Nov 21, 2007 (LBO) – Sri Lanka’s benchmark 3-month Treasury yields shot up 33 basis points to 16.07 percent Wednesday, ending a near month long honeymoon from a sovereign bond that made markets liquid and sent rates plummeting. Due a flaw in Sri Lanka’s monetary law the Central Bank could be used by the government to print money and intervene in the market.
Analyst say the rate rise in today’s auction indicates that the central bank is now less willing to print more money as consumpe price inflation in Colombo edges closer to 20 percent. The government’s debt office said 12-month yields went up 83 basis points to 18.07 percent while 6-month bills went up 76 basis points to 17.79 percent.
Earlier in the week the government rejected bids for a bond issue week indicating that the market was starting to demand higher yields.
In the past outright bond rejections have been later followed by even higher yields as investors shifted out of the market.

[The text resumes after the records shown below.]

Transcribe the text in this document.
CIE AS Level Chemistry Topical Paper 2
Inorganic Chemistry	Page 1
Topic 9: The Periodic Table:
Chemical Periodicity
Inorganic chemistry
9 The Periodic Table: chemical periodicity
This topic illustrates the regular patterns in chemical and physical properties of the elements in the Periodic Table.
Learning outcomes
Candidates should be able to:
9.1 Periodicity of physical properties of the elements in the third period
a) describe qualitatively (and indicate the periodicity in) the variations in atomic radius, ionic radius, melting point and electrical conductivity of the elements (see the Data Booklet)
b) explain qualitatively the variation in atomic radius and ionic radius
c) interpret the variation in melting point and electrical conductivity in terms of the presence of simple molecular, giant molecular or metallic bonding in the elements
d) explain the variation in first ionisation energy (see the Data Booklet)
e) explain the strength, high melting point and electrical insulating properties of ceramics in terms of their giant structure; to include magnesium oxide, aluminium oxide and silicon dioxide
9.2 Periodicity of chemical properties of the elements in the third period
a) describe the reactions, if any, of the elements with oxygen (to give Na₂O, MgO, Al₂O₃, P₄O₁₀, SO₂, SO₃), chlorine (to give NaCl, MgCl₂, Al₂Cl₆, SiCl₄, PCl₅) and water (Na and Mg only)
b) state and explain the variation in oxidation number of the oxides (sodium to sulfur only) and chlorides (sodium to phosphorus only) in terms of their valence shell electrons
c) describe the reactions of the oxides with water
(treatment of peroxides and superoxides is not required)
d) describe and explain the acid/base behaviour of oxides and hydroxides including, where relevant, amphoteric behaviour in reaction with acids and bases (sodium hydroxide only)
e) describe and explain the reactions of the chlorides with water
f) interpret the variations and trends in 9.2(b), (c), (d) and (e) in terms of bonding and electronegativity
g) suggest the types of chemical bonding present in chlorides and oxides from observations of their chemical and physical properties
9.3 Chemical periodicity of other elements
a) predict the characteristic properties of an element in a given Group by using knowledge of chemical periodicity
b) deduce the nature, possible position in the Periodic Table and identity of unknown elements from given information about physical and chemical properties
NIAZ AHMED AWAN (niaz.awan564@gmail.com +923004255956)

T-bills yields started to edge up last week after the government admitted that 56 billion rupees raised from a sovereign bond has been spent on repaying short term debt to commercial banks, the central bank reserves and some expenses.
Expectations that the dollar bond would ease inflationary pressure on the monetary system were dashed as liquidity from the bond flushed the system from the sudden payback of debt.
Analysts say policy rates need to be adjusted to conduct effective monetary policy as inflation cannot be countered with negative real rates either in Sri Lanka or elsewhere.